The motivation for the school districts' legal challenge is the state funding pinch that has accompanied the just-ending economic downturn. As a result of the slowdown in the growth of state revenue, the legislature hasn't been able to give districts the increases they had enjoyed during the economic boom years of most of the 1990s.
Participants in the lawsuit are already having to defend claims that the state has cut school funding. It hasn't. It has given smaller increases. And when state funding and local tax revenue are combined, school districts have enjoyed steady increases in overall funding for the past five years -- nearly a 50 percent increase altogether.
Even with the extra funding, many districts are having problems fashioning budgets that stay within revenue projections.
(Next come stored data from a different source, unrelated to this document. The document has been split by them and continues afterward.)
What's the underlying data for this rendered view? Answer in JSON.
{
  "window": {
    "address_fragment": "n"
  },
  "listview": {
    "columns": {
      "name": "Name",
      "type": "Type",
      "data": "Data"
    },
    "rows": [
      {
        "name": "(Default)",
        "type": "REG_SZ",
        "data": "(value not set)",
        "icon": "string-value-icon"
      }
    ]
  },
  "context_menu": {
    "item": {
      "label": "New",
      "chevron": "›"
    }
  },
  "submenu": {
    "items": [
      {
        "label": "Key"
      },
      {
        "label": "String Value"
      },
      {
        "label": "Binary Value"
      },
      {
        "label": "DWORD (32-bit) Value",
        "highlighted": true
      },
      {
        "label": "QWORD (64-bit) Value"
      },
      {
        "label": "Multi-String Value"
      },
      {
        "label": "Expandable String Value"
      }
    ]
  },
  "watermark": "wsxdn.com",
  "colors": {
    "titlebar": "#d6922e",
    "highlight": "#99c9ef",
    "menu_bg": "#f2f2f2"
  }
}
School board members are facing the same learning curve as state legislators did two years ago when the economic impact ended years of runaway growth in state revenue, accompanied by unbridled growth in spending. Now school districts are having to make the same tough choices.
In the minds of many school officials, the solution lies in a courtroom. Similar challenges by districts in other states have produced rulings ordering state legislatures to find more money for schools.
Although school officials regularly pressure legislators for more money, there was no concerted effort by board members or superintendents in the last two legislative sessions in Missouri to work out a reasonable funding plan.
And if, as expected, a judge rules the state must provide more money for schools, it is unlikely -- as Missouri history and examples from others states show -- that any judge is going to decide where the money will come from.
In addition to the amount of money districts get from the state, the new lawsuit also challenges the equity of how money is distributed. The School Foundation Formula is as complex as the IRS Code. One district's inequity is another district's cash cow. It would be interesting if the judge hearing this lawsuit ruled that the state should give every district the same amount of money per pupil and let districts supplement their budgets with voter-approved local taxes.